AmberThai has asked for the wisdom of the Perl Monks concerning the following question:

Hello friends, I am new to perl programming and I would like some help about reading files.

I wish to know how can you can do something like

open my $input, '<', $ARGV[0]; open my $output,'>', $ARGV[1]; while (my $sentence = <$input>) { my $substring = 'clothes.*?mall'; $sentence =~ read-only{$substring}; print $output , $sentence; }

and read from a text file that contains something like :"I used to buy clothes from the mall because they are cheap" only the values between the words "clothes" and "mall" so I could do certain operations with them and after I do all the operations with the values between the 2 keywords I want to output the file with all the values("I used to buy clothes' from the 'mall because they are cheap") the words between ' ' represent the words " from the " after the operations were done on them.

P.S. Sorry if it is a stupid question or a stupid example but I am super new in all this and a terrible question asker.

Replies are listed 'Best First'.
Re: Reading from files
by choroba (Cardinal) on Jan 18, 2016 at 09:42 UTC
    If the string between the two keywords doesn't contain newlines, you can simply use a regex:
    #!/usr/bin/perl use warnings; use strict; open my $IN, '<', shift or die $!; open my $OUT, '>', shift or die $!; while (<$IN>) { my ($before, $between, $after) = /(.*?clothes)(.*?)(mall.*)/; print {$OUT} "$before '$between' $after\n"; }

    ($q=q:Sq=~/;[c](.)(.)/;chr(-||-|5+lengthSq)`"S|oS2"`map{chr |+ord }map{substrSq`S_+|`|}3E|-|`7**2-3:)=~y+S|`+$1,++print+eval$q,q,a,

      and if you have something like :"abc clothes doing shopping at the .m abc something doing shopping at the .mabc" why does something like :

      use warnings 'all'; use strict; use autodie; open my $input, '<', $ARGV[0]; open my $out, '>', $ARGV[1]; while (<$input>) { my ($before, $between, $after) = /(.*?.clothes|.something +)(.*?)(\.m.*)/; print {$out} "$before $after"; }

      does not read the values :"abc abcabc" and after the explanations can you tell me how could I do this?

        The matching only happens once, unless you specify the /g modifier.

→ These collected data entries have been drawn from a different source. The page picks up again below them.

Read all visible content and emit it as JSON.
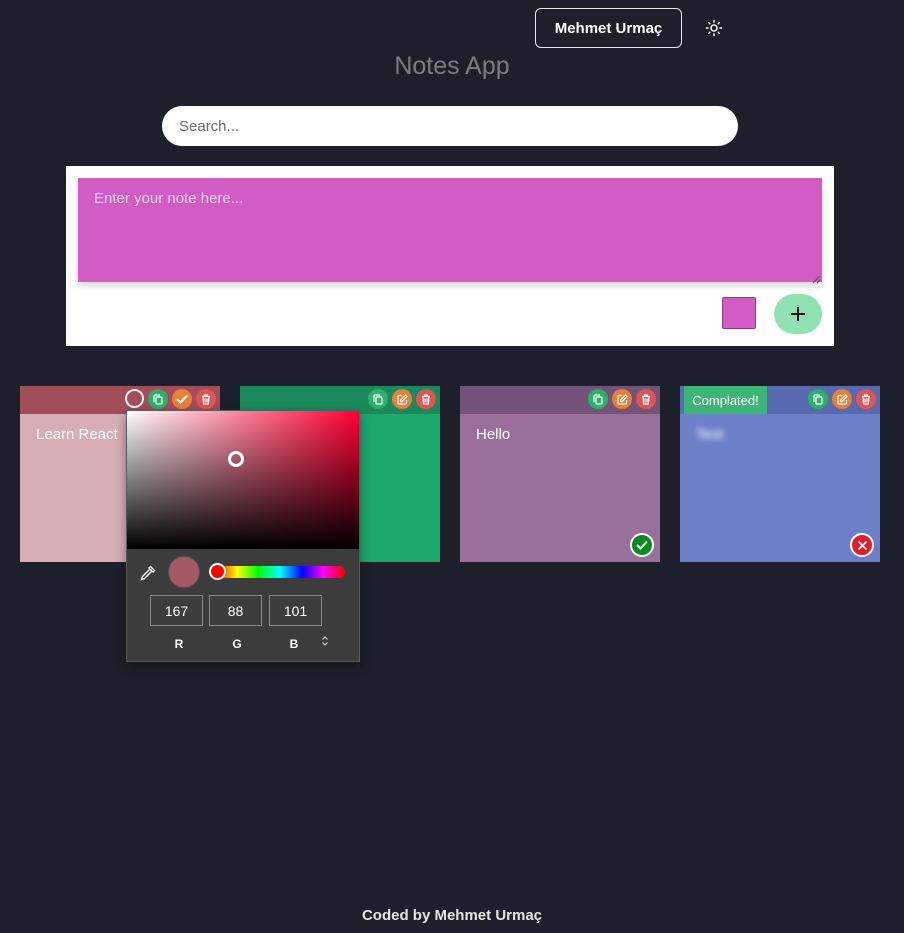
{
  "header": {
    "user_button": "Mehmet Urmaç",
    "theme_icon": "sun-icon"
  },
  "app_title": "Notes App",
  "search": {
    "placeholder": "Search..."
  },
  "composer": {
    "placeholder": "Enter your note here...",
    "selected_color": "#d25cc4",
    "add_icon": "plus-icon"
  },
  "notes": [
    {
      "text": "Learn React",
      "bar_color": "#a14d5a",
      "body_color": "#d7aeb4",
      "status": "none",
      "editing_color": true
    },
    {
      "text": "",
      "bar_color": "#1a8a5a",
      "body_color": "#1fa86d",
      "status": "none"
    },
    {
      "text": "Hello",
      "bar_color": "#745379",
      "body_color": "#9a709a",
      "status": "completed"
    },
    {
      "text": "Test",
      "bar_color": "#5a6ab0",
      "body_color": "#6e7fc9",
      "status": "incomplete",
      "badge": "Complated!"
    }
  ],
  "color_picker": {
    "r": "167",
    "g": "88",
    "b": "101",
    "r_label": "R",
    "g_label": "G",
    "b_label": "B",
    "preview_color": "#a75865"
  },
  "footer": "Coded by Mehmet Urmaç"
}
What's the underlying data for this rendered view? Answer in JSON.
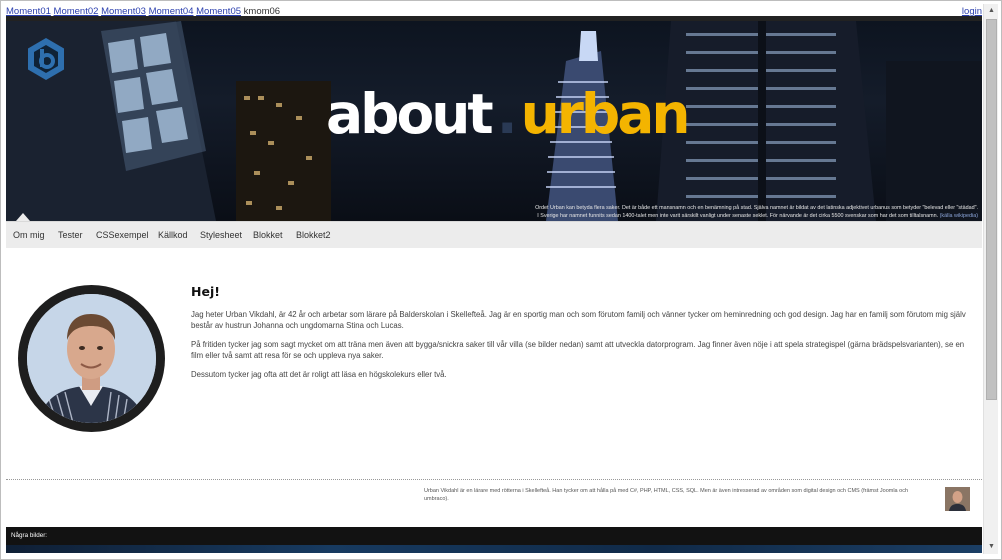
{
  "topbar": {
    "links": [
      "Moment01",
      "Moment02",
      "Moment03",
      "Moment04",
      "Moment05"
    ],
    "current": "kmom06",
    "login": "login"
  },
  "header": {
    "logo_icon": "hexagon-b-logo",
    "title_part1": "about",
    "title_dot": ".",
    "title_part2": "urban",
    "title_colors": {
      "part1": "#ffffff",
      "part2": "#f4b400"
    },
    "caption_line1": "Ordet Urban kan betyda flera saker. Det är både ett mansnamn och en benämning på stad. Själva namnet är bildat av det latinska adjektivet urbanus som betyder \"belevad eller \"städad\".",
    "caption_line2": "I Sverige har namnet funnits sedan 1400-talet men inte varit särskilt vanligt under senaste seklet. För närvande är det cirka 5500 svenskar som har det som tilltalsnamn.",
    "caption_link": "(källa wikipedia)"
  },
  "nav": {
    "items": [
      "Om mig",
      "Tester",
      "CSSexempel",
      "Källkod",
      "Stylesheet",
      "Blokket",
      "Blokket2"
    ]
  },
  "main": {
    "heading": "Hej!",
    "paragraphs": [
      "Jag heter Urban Vikdahl, är 42 år och arbetar som lärare på Balderskolan i Skellefteå. Jag är en sportig man och som förutom familj och vänner tycker om heminredning och god design. Jag har en familj som förutom mig själv består av hustrun Johanna och ungdomarna Stina och Lucas.",
      "På fritiden tycker jag som sagt mycket om att träna men även att bygga/snickra saker till vår villa (se bilder nedan) samt att utveckla datorprogram. Jag finner även nöje i att spela strategispel (gärna brädspelsvarianten), se en film eller två samt att resa för se och uppleva nya saker.",
      "Dessutom tycker jag ofta att det är roligt att läsa en högskolekurs eller två."
    ]
  },
  "footer": {
    "text": "Urban Vikdahl är en lärare med rötterna i Skellefteå. Han tycker om att hålla på med C#, PHP, HTML, CSS, SQL. Men är även intresserad av områden som digital design och CMS (främst Joomla och umbraco).",
    "bottom_label": "Några bilder:"
  },
  "scrollbar": {
    "up_icon": "▲",
    "down_icon": "▼"
  },
  "colors": {
    "accent": "#f4b400",
    "dark": "#121212",
    "nav_bg": "#ececec",
    "link": "#2b3fae"
  }
}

        I'd probably use look-arounds for what you need:

        #!/usr/bin/perl use warnings; use strict; use Syntax::Construct qw{ \K }; while (<DATA>) { s/ (?:clothes|something) # Starting keyword. \K # Don't include the previous part into th +e replacement. (.*?) # The part to be quoted. (?=\.m) # Followed by ".m". /'$1'/xg; print; } __DATA__ abc clothes doing shopping at the .m abc something doing shopping at t +he .mabc
        ($q=q:Sq=~/;[c](.)(.)/;chr(-||-|5+lengthSq)`"S|oS2"`map{chr |+ord }map{substrSq`S_+|`|}3E|-|`7**2-3:)=~y+S|`+$1,++print+eval$q,q,a,
Re: Reading from files
by Discipulus (Canon) on Jan 18, 2016 at 09:38 UTC
    Hello AmberThai and welcome to the monastery!
    If you are 'super new' i have some suggstion:

    • die unless $ARGV[0];die unless $ARGV[1]; make you sure to have what you 'll need after
    • open my $input, '<', $ARGV[0]; should always be open my $input, '<', $ARGV[0]  or die "Unable to open [$ARGV[0]]";
    • move  my $substring = 'clothes.*?mall'; outside of the loop: you are reinstatiate the variable each iteration
    •  my $substring = 'clothes.*?mall'; what is? you perhaps want a regex? a compiled one? see qr in quote like operator
    • what is read-only{$substring}? come from this module?
    • you probably want someting like print $output $sentence if $sentence=~/$compiled_regex_with_qr_operator/ (update removed the comma in $output , $sentence 'cause the first is a file handle. as spotted by Athanasius, thanks)


    HtH
    L*
    UPDATE: perlrun has many gifts ready to you! your achievement is pretty easy with a Perl onliner and a redirection (shell redirection)
    #cat cat.txt meow pretty woman arf #perl -lne "print if /ty wo/" cat.txt > cat.out.log #cat cat.out.log pretty woman
    There are no rules, there are no thumbs..
    Reinvent the wheel, then learn The Wheel; may be one day you reinvent one of THE WHEELS.